In particular, the album’s strongly sinister mood relies on the band as an ensemble. While taking cues from traditional black metal, the guitar work also has a heavily diminished-scale influence found in many contemporary bands. However, the guitars never quite delve into the usual dissonant riffing that has become so commonplace, and that keeps the album closer to black metal’s roots. Even with the band’s blatantly idiosyncratic style, Vorde doesn’t quite wander into experimental territories. When you also take into account the band’s occasional vintage science-fiction styled synths (which are actually heavily processed bass and guitar), you get a real understanding of how Vorde has such a classically evil sound. Another large part of the mood is the subdued drumming that shows an understanding of how important the absence of blast beats can be in showcasing riffs. Take for example how the percussion controls the intensity throughout “Crown of Black Flame” ranging from a doomy pace with rattling cymbals to steady double bass with strong backbeat.

Vorde’s overall pacing (but not much else) can be compared to musty-ambient projects like Leviathan, but a more malevolent and conservative version.

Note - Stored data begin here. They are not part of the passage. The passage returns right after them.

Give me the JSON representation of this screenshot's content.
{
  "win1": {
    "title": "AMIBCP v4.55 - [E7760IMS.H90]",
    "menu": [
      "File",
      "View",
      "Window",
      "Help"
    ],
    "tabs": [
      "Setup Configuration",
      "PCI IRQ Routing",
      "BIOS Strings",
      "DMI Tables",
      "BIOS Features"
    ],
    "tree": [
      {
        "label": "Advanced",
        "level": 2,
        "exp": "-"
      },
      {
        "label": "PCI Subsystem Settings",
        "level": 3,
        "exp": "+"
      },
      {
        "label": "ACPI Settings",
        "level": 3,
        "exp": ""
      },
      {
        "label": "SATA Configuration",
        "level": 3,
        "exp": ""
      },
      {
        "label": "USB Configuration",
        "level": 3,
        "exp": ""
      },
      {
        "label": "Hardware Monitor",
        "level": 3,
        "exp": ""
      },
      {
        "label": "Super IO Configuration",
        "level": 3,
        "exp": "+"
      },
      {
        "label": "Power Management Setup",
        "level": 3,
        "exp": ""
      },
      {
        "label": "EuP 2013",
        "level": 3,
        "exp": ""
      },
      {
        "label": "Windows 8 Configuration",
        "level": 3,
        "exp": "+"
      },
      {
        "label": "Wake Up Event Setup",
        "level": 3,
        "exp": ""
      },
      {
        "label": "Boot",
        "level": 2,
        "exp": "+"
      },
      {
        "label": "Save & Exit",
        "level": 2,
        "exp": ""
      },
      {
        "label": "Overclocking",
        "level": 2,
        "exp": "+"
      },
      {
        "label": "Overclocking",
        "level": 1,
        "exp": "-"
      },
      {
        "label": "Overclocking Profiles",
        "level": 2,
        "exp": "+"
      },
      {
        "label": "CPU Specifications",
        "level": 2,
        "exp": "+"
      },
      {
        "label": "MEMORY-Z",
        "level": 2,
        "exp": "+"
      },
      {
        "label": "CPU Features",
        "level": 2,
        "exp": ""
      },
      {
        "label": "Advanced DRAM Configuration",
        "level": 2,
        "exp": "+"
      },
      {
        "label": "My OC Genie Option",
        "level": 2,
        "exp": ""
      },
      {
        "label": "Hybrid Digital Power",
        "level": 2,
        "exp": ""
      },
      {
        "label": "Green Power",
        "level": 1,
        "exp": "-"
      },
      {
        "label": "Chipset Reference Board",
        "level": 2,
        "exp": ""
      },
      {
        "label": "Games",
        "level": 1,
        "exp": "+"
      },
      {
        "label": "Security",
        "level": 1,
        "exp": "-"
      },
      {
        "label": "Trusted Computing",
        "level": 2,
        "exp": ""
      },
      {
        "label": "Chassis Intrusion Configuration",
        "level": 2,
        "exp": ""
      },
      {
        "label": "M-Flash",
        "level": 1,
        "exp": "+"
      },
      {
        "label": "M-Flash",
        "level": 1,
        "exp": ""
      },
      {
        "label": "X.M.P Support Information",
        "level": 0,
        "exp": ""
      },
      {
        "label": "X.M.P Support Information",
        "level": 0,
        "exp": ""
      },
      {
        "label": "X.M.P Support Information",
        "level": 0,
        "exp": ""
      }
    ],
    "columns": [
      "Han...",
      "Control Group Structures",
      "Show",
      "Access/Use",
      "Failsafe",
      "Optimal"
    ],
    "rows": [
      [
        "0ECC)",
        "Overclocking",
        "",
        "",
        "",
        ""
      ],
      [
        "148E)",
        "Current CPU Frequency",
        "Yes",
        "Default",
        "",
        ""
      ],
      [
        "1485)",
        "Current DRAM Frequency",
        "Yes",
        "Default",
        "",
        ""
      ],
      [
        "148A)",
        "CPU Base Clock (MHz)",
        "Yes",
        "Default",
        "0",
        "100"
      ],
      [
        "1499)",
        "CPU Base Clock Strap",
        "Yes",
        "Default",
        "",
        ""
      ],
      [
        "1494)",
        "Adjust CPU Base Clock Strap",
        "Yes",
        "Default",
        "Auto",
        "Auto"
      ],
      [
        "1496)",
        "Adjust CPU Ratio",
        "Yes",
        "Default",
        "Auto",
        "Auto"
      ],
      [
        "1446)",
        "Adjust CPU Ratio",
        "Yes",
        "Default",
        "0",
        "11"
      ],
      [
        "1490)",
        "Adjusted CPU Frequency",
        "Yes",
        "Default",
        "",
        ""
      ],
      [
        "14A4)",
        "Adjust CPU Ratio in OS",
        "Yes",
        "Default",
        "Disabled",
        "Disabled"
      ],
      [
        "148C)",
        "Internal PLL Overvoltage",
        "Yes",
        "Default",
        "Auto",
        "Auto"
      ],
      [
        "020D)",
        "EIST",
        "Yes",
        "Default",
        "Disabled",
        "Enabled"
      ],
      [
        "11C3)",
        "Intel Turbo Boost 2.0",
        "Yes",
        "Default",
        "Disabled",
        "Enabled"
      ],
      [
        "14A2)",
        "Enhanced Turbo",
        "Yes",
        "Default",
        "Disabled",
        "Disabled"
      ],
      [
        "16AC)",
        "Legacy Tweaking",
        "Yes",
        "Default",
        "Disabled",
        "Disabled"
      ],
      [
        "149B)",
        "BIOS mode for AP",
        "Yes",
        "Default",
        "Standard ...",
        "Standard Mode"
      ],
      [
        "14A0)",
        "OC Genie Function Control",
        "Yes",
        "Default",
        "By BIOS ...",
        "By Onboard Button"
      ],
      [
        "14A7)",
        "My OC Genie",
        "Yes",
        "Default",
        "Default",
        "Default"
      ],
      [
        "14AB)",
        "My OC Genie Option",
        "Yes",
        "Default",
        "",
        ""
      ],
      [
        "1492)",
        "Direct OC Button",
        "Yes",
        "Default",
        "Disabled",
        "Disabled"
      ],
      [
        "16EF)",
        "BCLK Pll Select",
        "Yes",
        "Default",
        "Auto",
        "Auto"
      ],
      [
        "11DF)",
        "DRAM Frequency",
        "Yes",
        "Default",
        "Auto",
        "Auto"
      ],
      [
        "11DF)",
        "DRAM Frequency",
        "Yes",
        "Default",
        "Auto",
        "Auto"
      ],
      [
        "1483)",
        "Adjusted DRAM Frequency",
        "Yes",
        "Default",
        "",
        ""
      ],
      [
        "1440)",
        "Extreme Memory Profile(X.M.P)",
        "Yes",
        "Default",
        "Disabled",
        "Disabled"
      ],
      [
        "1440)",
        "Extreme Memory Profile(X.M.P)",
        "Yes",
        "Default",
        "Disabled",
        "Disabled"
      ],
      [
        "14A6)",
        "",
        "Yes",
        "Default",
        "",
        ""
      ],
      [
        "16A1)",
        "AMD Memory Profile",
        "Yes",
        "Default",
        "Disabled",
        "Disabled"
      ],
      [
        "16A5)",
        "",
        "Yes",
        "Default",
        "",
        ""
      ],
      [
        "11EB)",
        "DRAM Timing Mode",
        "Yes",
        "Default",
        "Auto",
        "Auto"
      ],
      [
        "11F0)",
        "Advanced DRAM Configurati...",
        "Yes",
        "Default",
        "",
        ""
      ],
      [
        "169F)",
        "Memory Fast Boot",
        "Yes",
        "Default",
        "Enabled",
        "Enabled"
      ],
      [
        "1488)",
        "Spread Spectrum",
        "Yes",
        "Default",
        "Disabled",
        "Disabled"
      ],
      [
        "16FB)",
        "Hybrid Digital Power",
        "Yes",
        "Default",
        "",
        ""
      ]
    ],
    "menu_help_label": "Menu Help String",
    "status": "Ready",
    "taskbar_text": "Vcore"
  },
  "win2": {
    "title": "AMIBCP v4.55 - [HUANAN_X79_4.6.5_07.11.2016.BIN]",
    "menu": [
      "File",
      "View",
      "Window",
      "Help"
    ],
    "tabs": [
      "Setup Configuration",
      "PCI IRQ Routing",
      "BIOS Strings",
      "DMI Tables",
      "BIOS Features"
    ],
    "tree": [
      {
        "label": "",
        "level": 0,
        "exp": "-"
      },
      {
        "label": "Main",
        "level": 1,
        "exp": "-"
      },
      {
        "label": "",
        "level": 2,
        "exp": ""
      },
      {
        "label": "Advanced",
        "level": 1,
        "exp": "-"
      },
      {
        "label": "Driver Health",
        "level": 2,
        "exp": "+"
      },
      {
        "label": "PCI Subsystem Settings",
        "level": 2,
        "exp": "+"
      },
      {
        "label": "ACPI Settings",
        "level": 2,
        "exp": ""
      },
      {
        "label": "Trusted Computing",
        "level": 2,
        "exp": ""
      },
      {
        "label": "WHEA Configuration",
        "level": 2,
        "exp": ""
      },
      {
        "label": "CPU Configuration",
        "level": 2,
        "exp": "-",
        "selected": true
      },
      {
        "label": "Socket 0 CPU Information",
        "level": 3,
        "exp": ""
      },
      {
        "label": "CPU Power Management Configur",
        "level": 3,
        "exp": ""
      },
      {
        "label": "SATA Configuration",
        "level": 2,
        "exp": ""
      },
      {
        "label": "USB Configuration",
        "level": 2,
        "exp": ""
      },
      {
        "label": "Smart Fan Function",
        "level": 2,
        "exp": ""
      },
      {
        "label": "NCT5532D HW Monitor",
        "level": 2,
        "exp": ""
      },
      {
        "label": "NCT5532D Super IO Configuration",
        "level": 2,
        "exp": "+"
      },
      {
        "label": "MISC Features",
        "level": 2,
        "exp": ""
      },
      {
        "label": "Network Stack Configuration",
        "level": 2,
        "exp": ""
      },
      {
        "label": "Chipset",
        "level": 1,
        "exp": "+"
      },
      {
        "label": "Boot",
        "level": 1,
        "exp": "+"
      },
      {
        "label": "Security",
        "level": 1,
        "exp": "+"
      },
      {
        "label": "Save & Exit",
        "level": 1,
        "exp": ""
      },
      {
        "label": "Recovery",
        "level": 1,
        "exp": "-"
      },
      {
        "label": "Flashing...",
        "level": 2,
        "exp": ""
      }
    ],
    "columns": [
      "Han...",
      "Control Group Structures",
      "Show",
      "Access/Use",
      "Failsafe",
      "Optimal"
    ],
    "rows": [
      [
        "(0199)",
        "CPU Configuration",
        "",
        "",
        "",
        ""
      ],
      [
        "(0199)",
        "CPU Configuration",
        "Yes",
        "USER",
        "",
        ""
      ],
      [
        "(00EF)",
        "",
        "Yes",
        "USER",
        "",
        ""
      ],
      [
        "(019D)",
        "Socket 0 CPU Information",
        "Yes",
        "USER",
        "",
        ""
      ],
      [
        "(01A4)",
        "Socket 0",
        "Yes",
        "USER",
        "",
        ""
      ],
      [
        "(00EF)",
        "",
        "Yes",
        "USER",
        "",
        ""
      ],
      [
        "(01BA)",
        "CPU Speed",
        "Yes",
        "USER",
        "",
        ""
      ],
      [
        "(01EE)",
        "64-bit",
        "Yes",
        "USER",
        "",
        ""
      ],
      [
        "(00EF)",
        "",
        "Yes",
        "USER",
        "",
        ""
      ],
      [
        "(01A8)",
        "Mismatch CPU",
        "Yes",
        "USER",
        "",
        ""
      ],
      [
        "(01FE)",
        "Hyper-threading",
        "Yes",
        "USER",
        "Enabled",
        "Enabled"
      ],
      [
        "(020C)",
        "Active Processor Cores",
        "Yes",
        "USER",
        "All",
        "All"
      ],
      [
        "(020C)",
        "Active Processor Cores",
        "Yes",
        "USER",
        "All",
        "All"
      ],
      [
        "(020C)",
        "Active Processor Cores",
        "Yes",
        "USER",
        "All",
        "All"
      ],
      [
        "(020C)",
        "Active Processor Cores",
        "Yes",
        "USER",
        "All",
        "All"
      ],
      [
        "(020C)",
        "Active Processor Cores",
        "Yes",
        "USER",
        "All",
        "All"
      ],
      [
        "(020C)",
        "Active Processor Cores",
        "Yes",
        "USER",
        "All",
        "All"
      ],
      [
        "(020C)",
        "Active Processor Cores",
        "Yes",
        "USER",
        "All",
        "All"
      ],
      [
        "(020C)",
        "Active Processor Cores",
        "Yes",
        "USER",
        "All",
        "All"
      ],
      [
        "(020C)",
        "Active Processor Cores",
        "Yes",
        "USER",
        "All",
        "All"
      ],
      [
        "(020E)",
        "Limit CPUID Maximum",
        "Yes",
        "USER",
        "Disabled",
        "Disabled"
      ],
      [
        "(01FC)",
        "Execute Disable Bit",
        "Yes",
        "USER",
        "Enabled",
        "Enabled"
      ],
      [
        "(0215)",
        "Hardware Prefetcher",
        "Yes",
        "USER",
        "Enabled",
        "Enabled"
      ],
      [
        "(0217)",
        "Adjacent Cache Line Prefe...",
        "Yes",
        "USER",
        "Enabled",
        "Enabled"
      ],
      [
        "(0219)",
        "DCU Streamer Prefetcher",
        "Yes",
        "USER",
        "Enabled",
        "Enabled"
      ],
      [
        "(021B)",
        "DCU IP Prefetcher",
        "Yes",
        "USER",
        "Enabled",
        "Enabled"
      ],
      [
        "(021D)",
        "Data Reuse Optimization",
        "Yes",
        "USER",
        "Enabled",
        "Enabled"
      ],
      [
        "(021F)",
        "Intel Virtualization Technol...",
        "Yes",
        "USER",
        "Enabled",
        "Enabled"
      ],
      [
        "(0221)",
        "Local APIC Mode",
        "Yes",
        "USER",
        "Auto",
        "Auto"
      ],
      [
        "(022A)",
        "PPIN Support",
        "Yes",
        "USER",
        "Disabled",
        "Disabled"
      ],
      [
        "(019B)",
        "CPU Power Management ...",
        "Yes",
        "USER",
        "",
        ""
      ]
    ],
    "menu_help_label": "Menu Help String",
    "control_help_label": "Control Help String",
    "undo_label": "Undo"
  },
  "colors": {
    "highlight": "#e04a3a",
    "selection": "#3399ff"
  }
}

Any hints of melancholy here are reserved, and almost voyeuristic underneath the ominous atmosphere. You can hear this in the intro to “Blood Moon.” Its unsettling feeling is reminiscent of the first Doom game for SNES, in part from the effects’s retro sound, which is much more enjoyable than the game’s MIDI soundtrack. (The song still successfully recreates the experience of futilely trying to crouch behind a barrel of radioactive waste to hide from a cacodemon.)

Vorde’s self-titled 2014 album is also the band’s first full-length album, and this is an extremely promising start. Sure, there are weaker parts, like how “Transformations of the Vessel” becomes tiresome with the too even 123123 of the main riff, which after a couple of minutes may as well be a Morse code distress signal begging for a change in the rhythm. Overall though, this album strikes a wonderful balance of being fresh and creative, but still conservative enough to avoid being whacky. Even without taking the fantastic vocals into consideration this would be a strong release because Vorde captures a kind of foreshadowing mood that you don’t run across too often. Vorde is obliquely evil black metal, a genuine storm on the horizon.

2 comments:

Anonymous said...

Thanks for the review! as a rule we actually dont use any synths on any vorde recordings. all the textural stuff you hear is affected guitar and bass. cheers!

-Lam

Apteronotus said...

Thanks for reading! That's incredible that all of those sounds are from guitar and bass, really nice work.